Newspapers undoubtedly flew off the shelves on Monday, readers leafing through the pages to find out what the divisive group was up to. And there it was, an even larger ad filling nearly half a page.

“Every Person in Ross County is Invited to Join the K.K.K. Kirchner Kleaning Kompany. Keep Klothes Klean Campaign. It cost you nothing to join the K.K.K.”

Unbelievably, it was an advertising gimmick to promote the services of the Kirchner Dry Cleaning Company, located on High Street. The Klan was still a joking matter in Chillicothe then, but no more.

The Klan had been busy organizing in Ross County in the months before the crowded initiation ceremony, and there were rumors that it had successfully recruited 300 members, but the organization had been ordered to vacate its local headquarters and had been relatively quiet in recent weeks.

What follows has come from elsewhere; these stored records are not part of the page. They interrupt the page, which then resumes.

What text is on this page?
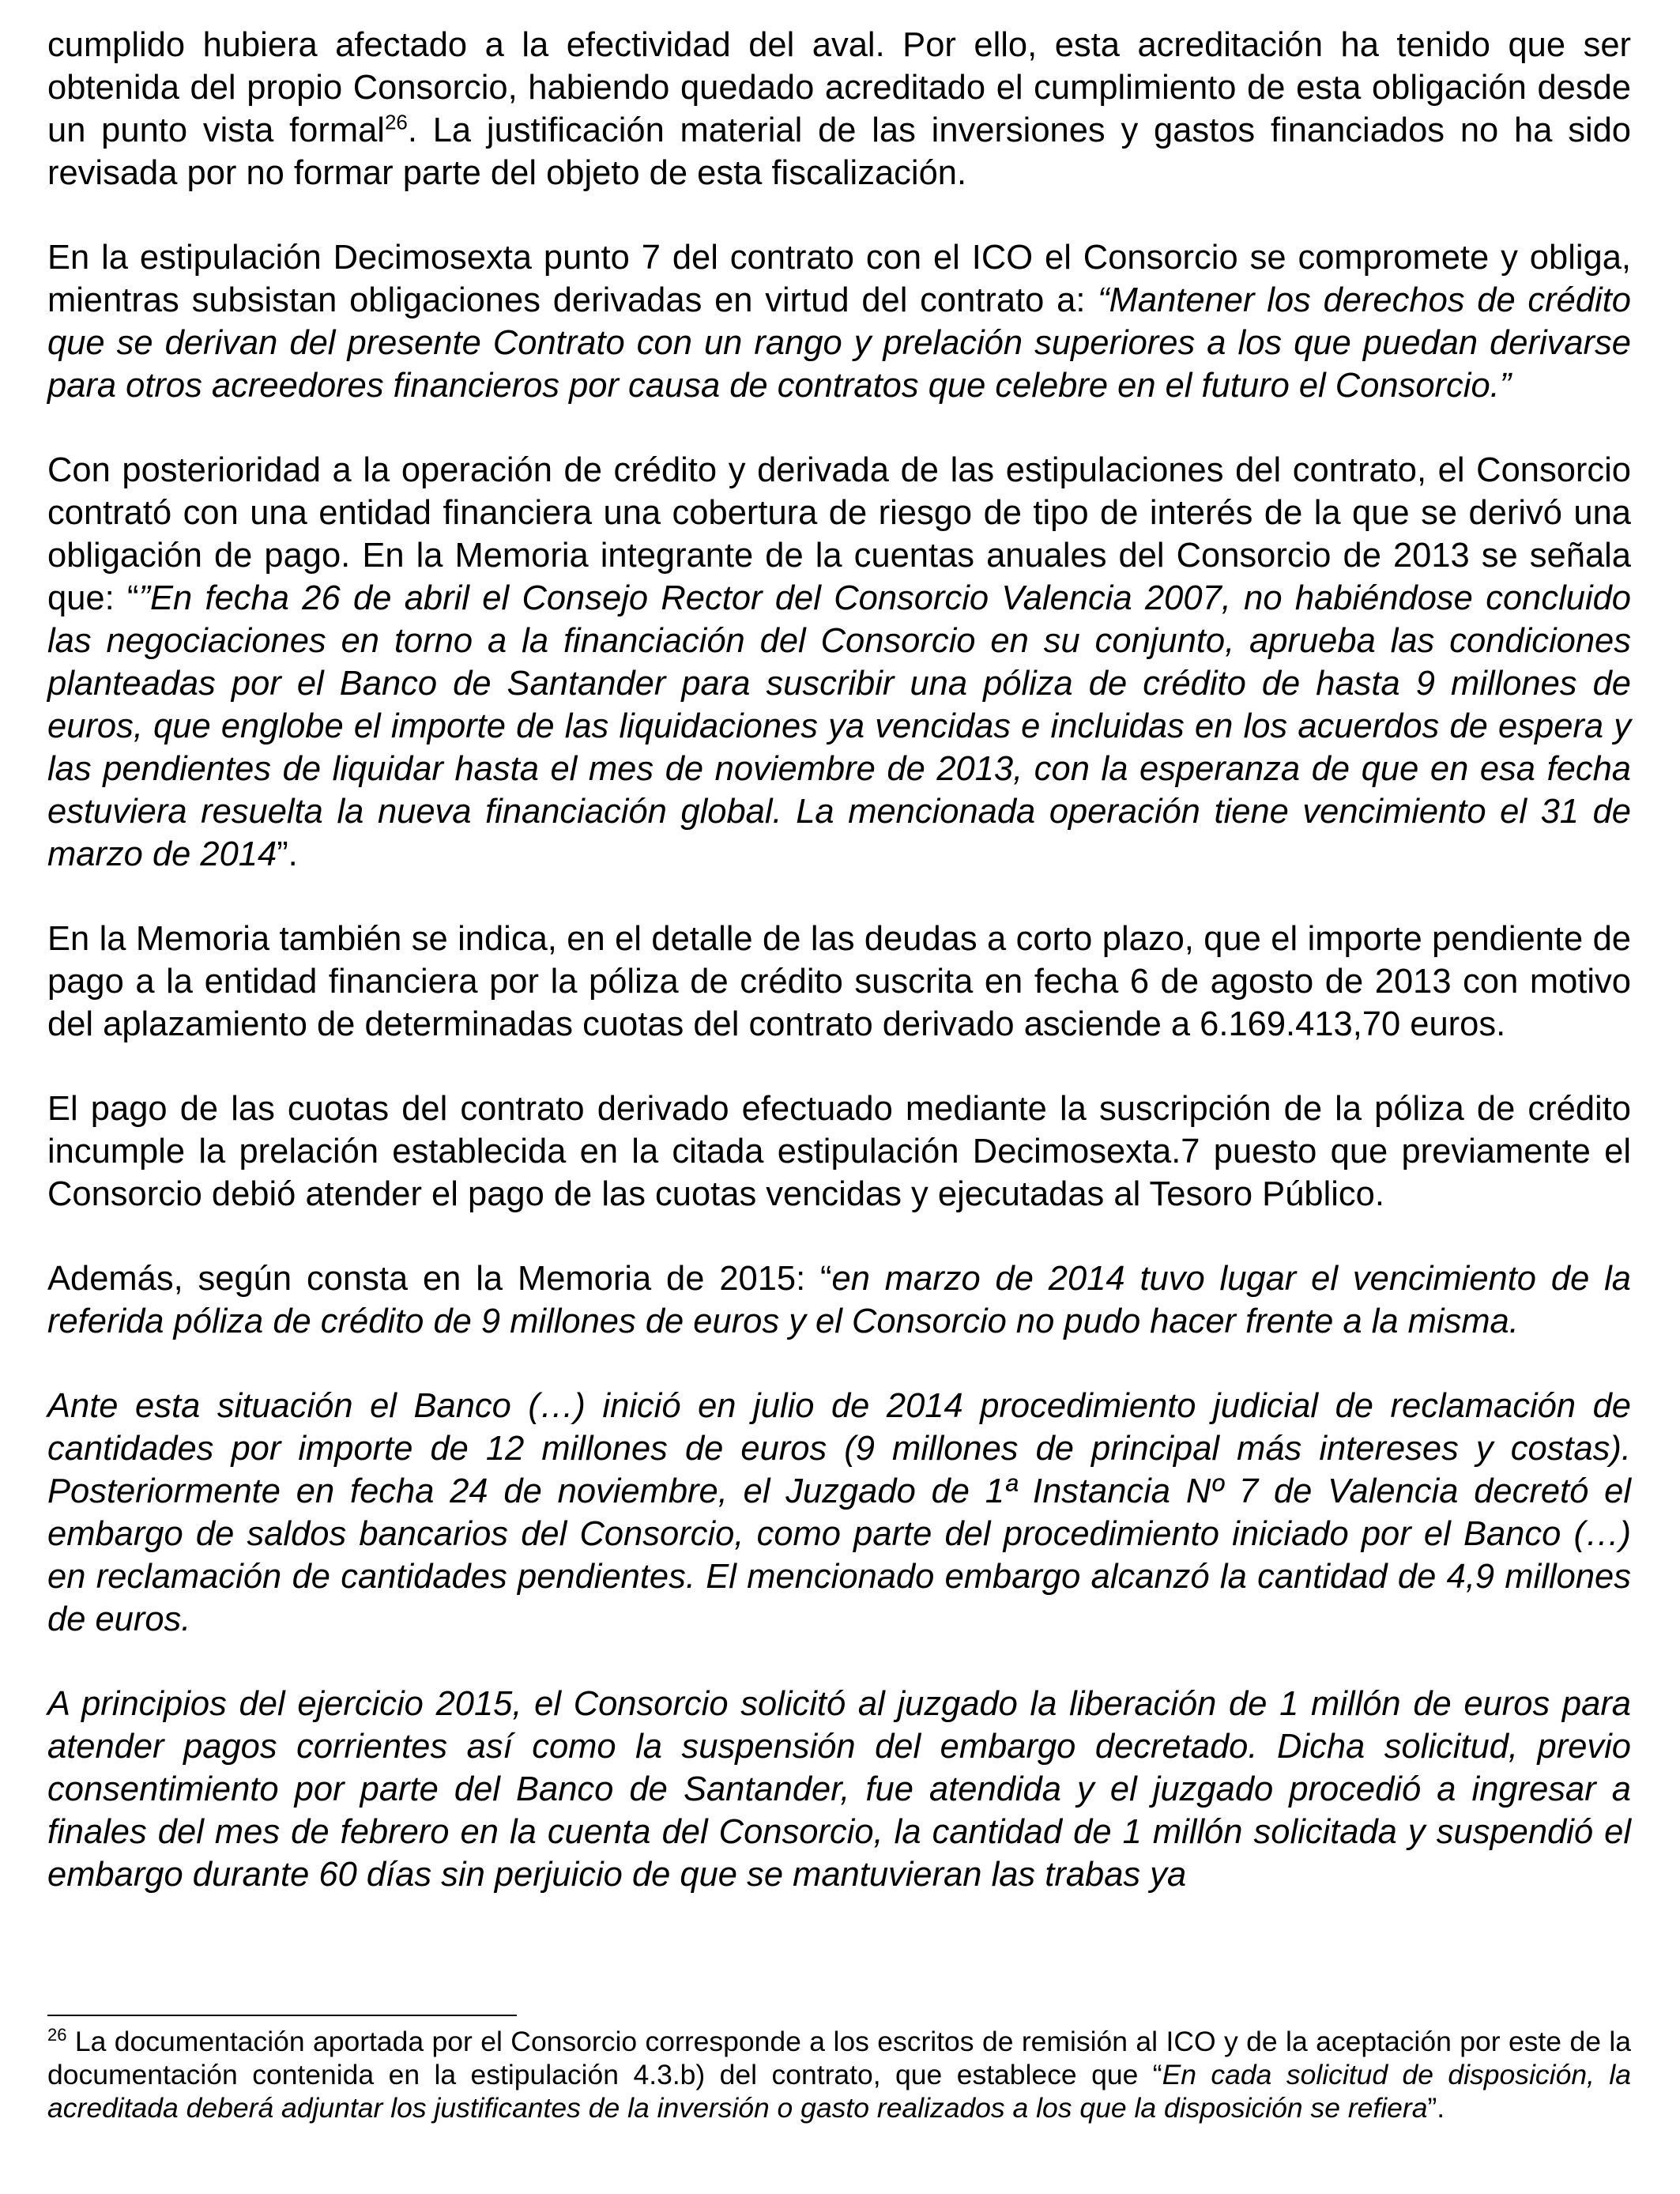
cumplido hubiera afectado a la efectividad del aval. Por ello, esta acreditación ha tenido que ser obtenida del propio Consorcio, habiendo quedado acreditado el cumplimiento de esta obligación desde un punto vista formal$^{26}$. La justificación material de las inversiones y gastos financiados no ha sido revisada por no formar parte del objeto de esta fiscalización.

En la estipulación Decimosexta punto 7 del contrato con el ICO el Consorcio se compromete y obliga, mientras subsistan obligaciones derivadas en virtud del contrato a: “Mantener los derechos de crédito que se derivan del presente Contrato con un rango y prelación superiores a los que puedan derivarse para otros acreedores financieros por causa de contratos que celebre en el futuro el Consorcio.”

Con posterioridad a la operación de crédito y derivada de las estipulaciones del contrato, el Consorcio contrató con una entidad financiera una cobertura de riesgo de tipo de interés de la que se derivó una obligación de pago. En la Memoria integrante de la cuentas anuales del Consorcio de 2013 se señala que: “”En fecha 26 de abril el Consejo Rector del Consorcio Valencia 2007, no habiéndose concluido las negociaciones en torno a la financiación del Consorcio en su conjunto, aprueba las condiciones planteadas por el Banco de Santander para suscribir una póliza de crédito de hasta 9 millones de euros, que englobe el importe de las liquidaciones ya vencidas e incluidas en los acuerdos de espera y las pendientes de liquidar hasta el mes de noviembre de 2013, con la esperanza de que en esa fecha estuviera resuelta la nueva financiación global. La mencionada operación tiene vencimiento el 31 de marzo de 2014”.

En la Memoria también se indica, en el detalle de las deudas a corto plazo, que el importe pendiente de pago a la entidad financiera por la póliza de crédito suscrita en fecha 6 de agosto de 2013 con motivo del aplazamiento de determinadas cuotas del contrato derivado asciende a 6.169.413,70 euros.

El pago de las cuotas del contrato derivado efectuado mediante la suscripción de la póliza de crédito incumple la prelación establecida en la citada estipulación Decimosexta.7 puesto que previamente el Consorcio debió atender el pago de las cuotas vencidas y ejecutadas al Tesoro Público.

Además, según consta en la Memoria de 2015: “en marzo de 2014 tuvo lugar el vencimiento de la referida póliza de crédito de 9 millones de euros y el Consorcio no pudo hacer frente a la misma.

Ante esta situación el Banco (…) inició en julio de 2014 procedimiento judicial de reclamación de cantidades por importe de 12 millones de euros (9 millones de principal más intereses y costas). Posteriormente en fecha 24 de noviembre, el Juzgado de 1ª Instancia Nº 7 de Valencia decretó el embargo de saldos bancarios del Consorcio, como parte del procedimiento iniciado por el Banco (…) en reclamación de cantidades pendientes. El mencionado embargo alcanzó la cantidad de 4,9 millones de euros.

A principios del ejercicio 2015, el Consorcio solicitó al juzgado la liberación de 1 millón de euros para atender pagos corrientes así como la suspensión del embargo decretado. Dicha solicitud, previo consentimiento por parte del Banco de Santander, fue atendida y el juzgado procedió a ingresar a finales del mes de febrero en la cuenta del Consorcio, la cantidad de 1 millón solicitada y suspendió el embargo durante 60 días sin perjuicio de que se mantuvieran las trabas ya

$^{26}$ La documentación aportada por el Consorcio corresponde a los escritos de remisión al ICO y de la aceptación por este de la documentación contenida en la estipulación 4.3.b) del contrato, que establece que “En cada solicitud de disposición, la acreditada deberá adjuntar los justificantes de la inversión o gasto realizados a los que la disposición se refiera”.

It was true that a Klan official from Columbus had been spotted in the city on several occasions, but the very public initiation ceremony and rapid growth of the group must have surprised many Chillicothians.

And after responsible citizens of the community began embracing the Klan, especially church-going men and women, it increasingly became acceptable to join the group. Actually, there suddenly must have been peer pressure to listen anew to what the Klan had to say.

Even the Gazette who earlier had editorialized against the Klan, wrote the following about the Main Street initiation ceremony.

“Words can hardly do justice to the beautiful and impressive scene enacted Monday evening when the knights of the Ku Klux Klan initiated a large class of candidates.”

The paper also heaped praise on the “orderly character” of the residents who stood quietly on the street and witnessed the ceremony.

“The discipline that was maintained throughout the entire affair was aided greatly by the general absence in the crowd of any desire either to intrude or to disturb.”

After the ceremony, the crowd of 5,000 returned to their homes quietly, likely among them future members of Chillicothe’s KKK.